A congelare finora l’operazione erano state formalmente due questioni tecniche. La prima relativa al contenzioso monstre tra l’Anas e le ditte appaltatrici di circa 10 miliardi, la seconda sull’autonomia finanziaria del gruppo, che permetterebbe al gestore delle strade di uscire dal perimetro della pubblica amministrazione. Su entrambi i fronti, però, a dimostrazione della natura politica dello stallo, le soluzioni sono sul tavolo dell’esecutivo da diversi mesi. Il contratto tra Anas e Stato con il corrispettivo di servizio e stato previsto addirittura dalla legge di stabilità del 2016 e secondo l’ad Gianni Armani era pronto per la firma già lo scorso ottobre. Quanto al contenzioso, la norma per esentare l’Anas dalla legge Madia e consentire alla società di usare i 700 milioni già accantonati nel bilancio per la liquidazione bonaria delle pendenze era stata inserita nelle bozze del ddl di bilancio 2017, ma è poi scomparsa dal testo finale.
La realtà è che la fusione è legata a doppio filo al percorso di privatizzazione a cui sta lavorando l’ad Renato Mazzoncini, un progetto su cui negli ultimi mesi il ministro dei Trasporti, Graziano Delrio, ha progressivamente raffredato il suo entusiasmo. E che non sembra più essere una priorità neanche per Matteo Renzi. «Prima dobbiamo evitare le carrozze bestiame per i pendolari», ha detto l’ex premier qualche giorno fa a Porta a Porta. Tutto il dossier, insomma, si è impantanato nello scontro tra renziani e governo (col ministro dell’Economia Pier Carlo Padoan convinto che si debba andare avanti a testa bassa sulle Fs in Borsa ma scettico sul fronte Anas) sulla opportunità politica di mettere sul mercato le partecipate pubbliche.

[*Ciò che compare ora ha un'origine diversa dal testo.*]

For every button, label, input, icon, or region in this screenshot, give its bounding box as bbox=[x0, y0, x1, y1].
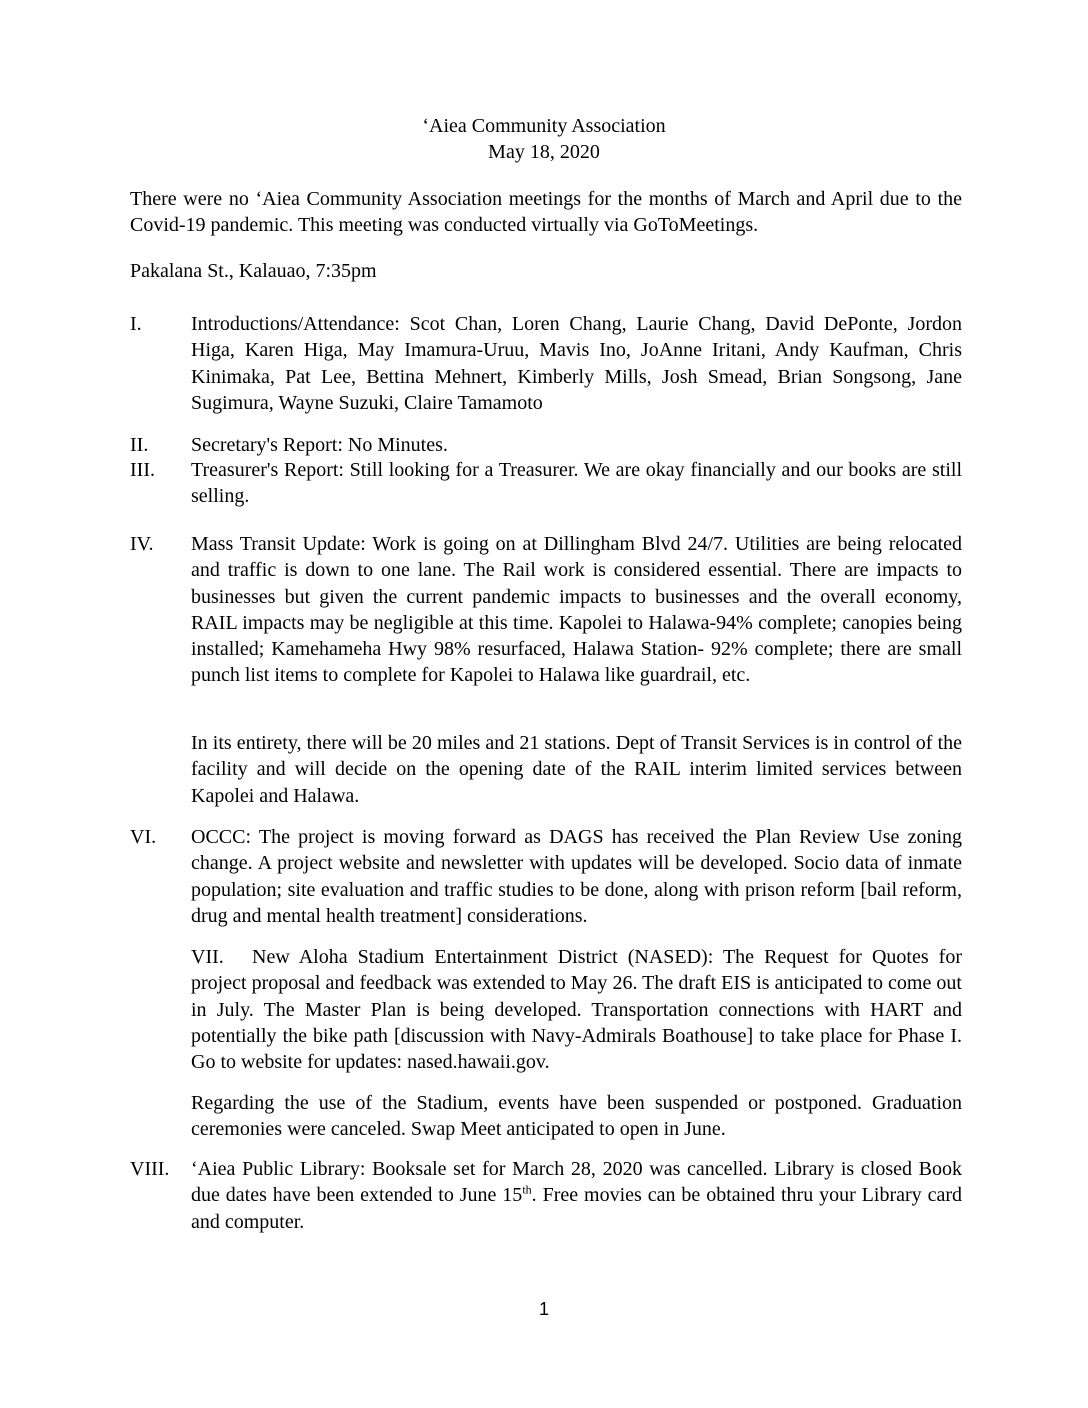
item-text: Secretary's Report: No Minutes. bbox=[191, 434, 448, 456]
page-number: 1 bbox=[538, 1299, 549, 1319]
item-number: III. bbox=[130, 459, 155, 481]
item-number: VI. bbox=[130, 826, 157, 848]
superscript-ordinal: th bbox=[522, 1182, 532, 1197]
item-text: Mass Transit Update: Work is going on at Dillingham Blvd 24/7. Utilities are being relocated and traffic is down to one lane. The Rail work is considered essential. There are impacts to businesses but given the current pandemic impacts to businesses and the overall economy, RAIL impacts may be negligible at this time. Kapolei to Halawa-94% complete; canopies being installed; Kamehameha Hwy 98% resurfaced, Halawa Station- 92% complete; there are small punch list items to complete for Kapolei to Halawa like guardrail, etc. bbox=[191, 533, 962, 687]
meeting-location: Pakalana St., Kalauao, 7:35pm bbox=[130, 260, 377, 282]
item-text: New Aloha Stadium Entertainment District (NASED): The Request for Quotes for project proposal and feedback was extended to May 26. The draft EIS is anticipated to come out in July. The Master Plan is being developed. Transportation connections with HART and potentially the bike path [discussion with Navy-Admirals Boathouse] to take place for Phase I. Go to website for updates: nased.hawaii.gov. bbox=[191, 946, 962, 1074]
item-text: Introductions/Attendance: Scot Chan, Loren Chang, Laurie Chang, David DePonte, Jordon Higa, Karen Higa, May Imamura-Uruu, Mavis Ino, JoAnne Iritani, Andy Kaufman, Chris Kinimaka, Pat Lee, Bettina Mehnert, Kimberly Mills, Josh Smead, Brian Songsong, Jane Sugimura, Wayne Suzuki, Claire Tamamoto bbox=[191, 313, 962, 414]
item-number: VIII. bbox=[130, 1158, 170, 1180]
item-number: II. bbox=[130, 434, 149, 456]
nased-continued: Regarding the use of the Stadium, events have been suspended or postponed. Graduation ceremonies were canceled. Swap Meet anticipated to open in June. bbox=[191, 1092, 962, 1141]
item-text: ‘Aiea Public Library: Booksale set for March 28, 2020 was cancelled. Library is closed Book due dates have been extended to June 15th. Free movies can be obtained thru your Library card and computer. bbox=[191, 1158, 962, 1233]
item-number: VII. bbox=[191, 946, 224, 968]
intro-paragraph: There were no ‘Aiea Community Association meetings for the months of March and April due to the Covid-19 pandemic. This meeting was conducted virtually via GoToMeetings. bbox=[130, 188, 962, 237]
item-text: OCCC: The project is moving forward as DAGS has received the Plan Review Use zoning change. A project website and newsletter with updates will be developed. Socio data of inmate population; site evaluation and traffic studies to be done, along with prison reform [bail reform, drug and mental health treatment] considerations. bbox=[191, 826, 962, 927]
agenda-item-nased bbox=[191, 944, 962, 1075]
organization-title: ‘Aiea Community Association bbox=[422, 115, 666, 137]
meeting-date: May 18, 2020 bbox=[488, 141, 600, 163]
item-text: Treasurer's Report: Still looking for a Treasurer. We are okay financially and our books are still selling. bbox=[191, 459, 962, 508]
item-number: I. bbox=[130, 313, 142, 335]
mass-transit-continued: In its entirety, there will be 20 miles and 21 stations. Dept of Transit Services is in control of the facility and will decide on the opening date of the RAIL interim limited services between Kapolei and Halawa. bbox=[191, 732, 962, 807]
item-number: IV. bbox=[130, 533, 154, 555]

La frenata contenuta nel Def e la comparsa di un piano B per le dismissioni con l’intervento della Cdp non sembrano lasciare dubbi su chi abbia avuto la meglio. Questo, però, non ha impedito alla pratica Anas-Fs di andare avanti, probabilmente con un accordo politico su un piano in cui fusione e quotazione non procedano più in parallelo. Accordo che non era così scontato, visto che solo un paio di giorni fa, come denuncia il M5S, Delrio aveva risposto ad una interrogazione parlamentare sulla fusione ritenendo «prematuro esprimere dettagli in merito».

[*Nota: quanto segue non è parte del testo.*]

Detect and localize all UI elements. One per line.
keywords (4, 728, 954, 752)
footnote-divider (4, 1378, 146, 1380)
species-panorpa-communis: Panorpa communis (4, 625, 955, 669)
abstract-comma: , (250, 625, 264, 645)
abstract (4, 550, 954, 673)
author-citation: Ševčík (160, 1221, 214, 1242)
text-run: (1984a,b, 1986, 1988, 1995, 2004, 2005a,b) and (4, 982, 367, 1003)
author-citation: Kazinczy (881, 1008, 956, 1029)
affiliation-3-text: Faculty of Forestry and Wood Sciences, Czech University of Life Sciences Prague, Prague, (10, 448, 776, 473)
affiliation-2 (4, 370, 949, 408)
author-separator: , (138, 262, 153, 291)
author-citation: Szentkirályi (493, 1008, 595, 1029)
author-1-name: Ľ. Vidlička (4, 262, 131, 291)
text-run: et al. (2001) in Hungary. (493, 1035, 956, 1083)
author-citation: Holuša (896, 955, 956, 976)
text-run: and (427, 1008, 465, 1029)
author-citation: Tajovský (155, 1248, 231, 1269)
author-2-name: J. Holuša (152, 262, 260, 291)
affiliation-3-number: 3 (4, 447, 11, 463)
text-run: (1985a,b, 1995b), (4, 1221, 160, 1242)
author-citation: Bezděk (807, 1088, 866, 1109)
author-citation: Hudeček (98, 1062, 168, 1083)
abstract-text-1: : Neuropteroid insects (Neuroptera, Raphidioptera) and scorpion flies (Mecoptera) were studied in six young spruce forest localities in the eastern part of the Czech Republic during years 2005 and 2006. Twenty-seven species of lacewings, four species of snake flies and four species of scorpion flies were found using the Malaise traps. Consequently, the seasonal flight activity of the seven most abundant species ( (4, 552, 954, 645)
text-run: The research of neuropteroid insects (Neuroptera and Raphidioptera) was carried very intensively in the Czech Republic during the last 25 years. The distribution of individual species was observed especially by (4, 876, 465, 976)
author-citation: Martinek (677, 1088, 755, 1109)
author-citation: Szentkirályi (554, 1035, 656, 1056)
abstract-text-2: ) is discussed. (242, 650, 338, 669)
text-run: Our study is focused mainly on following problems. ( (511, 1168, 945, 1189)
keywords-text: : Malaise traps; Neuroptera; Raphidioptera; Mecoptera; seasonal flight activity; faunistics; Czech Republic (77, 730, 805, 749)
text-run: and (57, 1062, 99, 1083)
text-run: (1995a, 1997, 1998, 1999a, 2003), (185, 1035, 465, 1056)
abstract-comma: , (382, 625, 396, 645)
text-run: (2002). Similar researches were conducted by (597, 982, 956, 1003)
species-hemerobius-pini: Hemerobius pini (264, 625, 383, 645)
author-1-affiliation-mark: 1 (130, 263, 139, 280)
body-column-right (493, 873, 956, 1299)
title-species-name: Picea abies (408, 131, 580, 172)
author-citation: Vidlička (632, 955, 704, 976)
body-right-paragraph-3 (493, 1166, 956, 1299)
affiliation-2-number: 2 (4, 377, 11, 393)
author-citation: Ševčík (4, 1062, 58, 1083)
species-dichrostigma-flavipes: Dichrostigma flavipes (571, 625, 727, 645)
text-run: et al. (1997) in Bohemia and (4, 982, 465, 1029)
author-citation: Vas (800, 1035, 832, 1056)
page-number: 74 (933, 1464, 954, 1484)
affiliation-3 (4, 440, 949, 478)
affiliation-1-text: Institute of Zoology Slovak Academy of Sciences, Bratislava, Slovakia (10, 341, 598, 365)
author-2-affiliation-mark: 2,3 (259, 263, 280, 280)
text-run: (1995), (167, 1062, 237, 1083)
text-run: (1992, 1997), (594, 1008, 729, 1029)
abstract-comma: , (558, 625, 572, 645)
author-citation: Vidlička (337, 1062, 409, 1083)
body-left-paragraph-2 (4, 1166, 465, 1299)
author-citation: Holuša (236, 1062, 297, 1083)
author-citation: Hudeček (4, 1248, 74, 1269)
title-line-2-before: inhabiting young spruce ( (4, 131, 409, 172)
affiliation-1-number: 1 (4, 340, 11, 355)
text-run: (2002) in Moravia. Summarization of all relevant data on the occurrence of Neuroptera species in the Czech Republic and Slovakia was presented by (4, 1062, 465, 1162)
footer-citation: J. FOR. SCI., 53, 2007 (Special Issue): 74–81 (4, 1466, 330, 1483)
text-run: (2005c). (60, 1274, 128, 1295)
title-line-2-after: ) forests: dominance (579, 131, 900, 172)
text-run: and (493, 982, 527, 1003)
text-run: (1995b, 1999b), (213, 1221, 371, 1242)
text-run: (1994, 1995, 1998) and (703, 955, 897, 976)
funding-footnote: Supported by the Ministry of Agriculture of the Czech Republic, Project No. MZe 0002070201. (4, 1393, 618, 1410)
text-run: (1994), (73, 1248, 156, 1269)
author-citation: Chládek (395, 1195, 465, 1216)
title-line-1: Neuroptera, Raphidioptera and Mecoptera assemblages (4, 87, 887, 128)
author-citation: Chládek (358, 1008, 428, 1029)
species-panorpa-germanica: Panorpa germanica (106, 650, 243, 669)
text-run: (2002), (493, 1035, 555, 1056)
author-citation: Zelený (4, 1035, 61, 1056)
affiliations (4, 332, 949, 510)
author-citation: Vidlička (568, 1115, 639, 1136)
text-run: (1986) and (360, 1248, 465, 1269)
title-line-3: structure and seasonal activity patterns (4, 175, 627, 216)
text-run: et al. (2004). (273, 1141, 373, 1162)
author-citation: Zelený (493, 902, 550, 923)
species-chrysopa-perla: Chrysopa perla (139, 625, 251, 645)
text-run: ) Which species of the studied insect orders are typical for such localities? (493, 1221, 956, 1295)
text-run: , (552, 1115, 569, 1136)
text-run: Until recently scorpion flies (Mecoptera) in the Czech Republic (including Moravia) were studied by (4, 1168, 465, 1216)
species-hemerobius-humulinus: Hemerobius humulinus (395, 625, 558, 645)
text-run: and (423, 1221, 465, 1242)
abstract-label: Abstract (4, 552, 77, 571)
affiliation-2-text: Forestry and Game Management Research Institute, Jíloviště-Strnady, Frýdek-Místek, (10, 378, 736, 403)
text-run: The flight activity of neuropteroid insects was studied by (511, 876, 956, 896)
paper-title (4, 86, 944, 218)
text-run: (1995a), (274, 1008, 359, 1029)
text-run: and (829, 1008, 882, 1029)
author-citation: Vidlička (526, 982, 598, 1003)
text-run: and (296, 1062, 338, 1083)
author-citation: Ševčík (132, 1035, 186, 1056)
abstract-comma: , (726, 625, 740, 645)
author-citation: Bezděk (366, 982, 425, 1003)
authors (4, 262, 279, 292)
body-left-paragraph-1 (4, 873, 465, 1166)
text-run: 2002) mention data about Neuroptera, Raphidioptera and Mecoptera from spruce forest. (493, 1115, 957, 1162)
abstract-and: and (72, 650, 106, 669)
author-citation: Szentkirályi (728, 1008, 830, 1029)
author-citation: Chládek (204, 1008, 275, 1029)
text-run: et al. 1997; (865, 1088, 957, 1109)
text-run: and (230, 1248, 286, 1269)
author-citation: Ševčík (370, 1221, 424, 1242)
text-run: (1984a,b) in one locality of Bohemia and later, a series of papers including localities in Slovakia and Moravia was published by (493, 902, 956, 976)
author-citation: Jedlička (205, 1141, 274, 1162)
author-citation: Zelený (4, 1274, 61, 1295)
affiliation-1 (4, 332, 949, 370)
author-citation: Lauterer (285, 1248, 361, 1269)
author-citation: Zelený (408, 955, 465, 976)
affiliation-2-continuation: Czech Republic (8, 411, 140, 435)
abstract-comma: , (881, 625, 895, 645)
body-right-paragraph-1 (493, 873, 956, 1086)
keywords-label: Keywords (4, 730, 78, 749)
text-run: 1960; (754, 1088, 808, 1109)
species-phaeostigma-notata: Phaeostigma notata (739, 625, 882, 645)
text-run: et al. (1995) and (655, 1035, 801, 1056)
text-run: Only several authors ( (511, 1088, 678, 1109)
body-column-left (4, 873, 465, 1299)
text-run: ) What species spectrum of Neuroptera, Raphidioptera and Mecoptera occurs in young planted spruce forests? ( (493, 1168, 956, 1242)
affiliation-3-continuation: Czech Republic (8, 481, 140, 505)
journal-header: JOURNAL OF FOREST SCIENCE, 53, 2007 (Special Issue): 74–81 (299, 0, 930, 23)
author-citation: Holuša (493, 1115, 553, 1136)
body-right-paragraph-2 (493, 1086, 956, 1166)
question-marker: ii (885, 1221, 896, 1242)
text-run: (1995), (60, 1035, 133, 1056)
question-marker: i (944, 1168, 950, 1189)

Sotto il profilo tecnico il conferimento dell’Anas avverrebbe con un aumento di capitale di Fs. Un modo per non variare il patrimonio dello Stato, che in questo modo si limiterebbe a sommare ai 38 miliardi circa delle Ferrovie i 2 miliardi del gestore stradale. L’Anas manterebbe la sua autonomia e, soprattutto, i rapporti concessori con lo Stato. La trasformazione in controllata delle Fs dovrebbe, però, permettere al gruppo di uscire finalmente dal perimetro della Pa, su cui sembra che il governo abbia già ottenuto rassicurazioni da parte di Eurostat.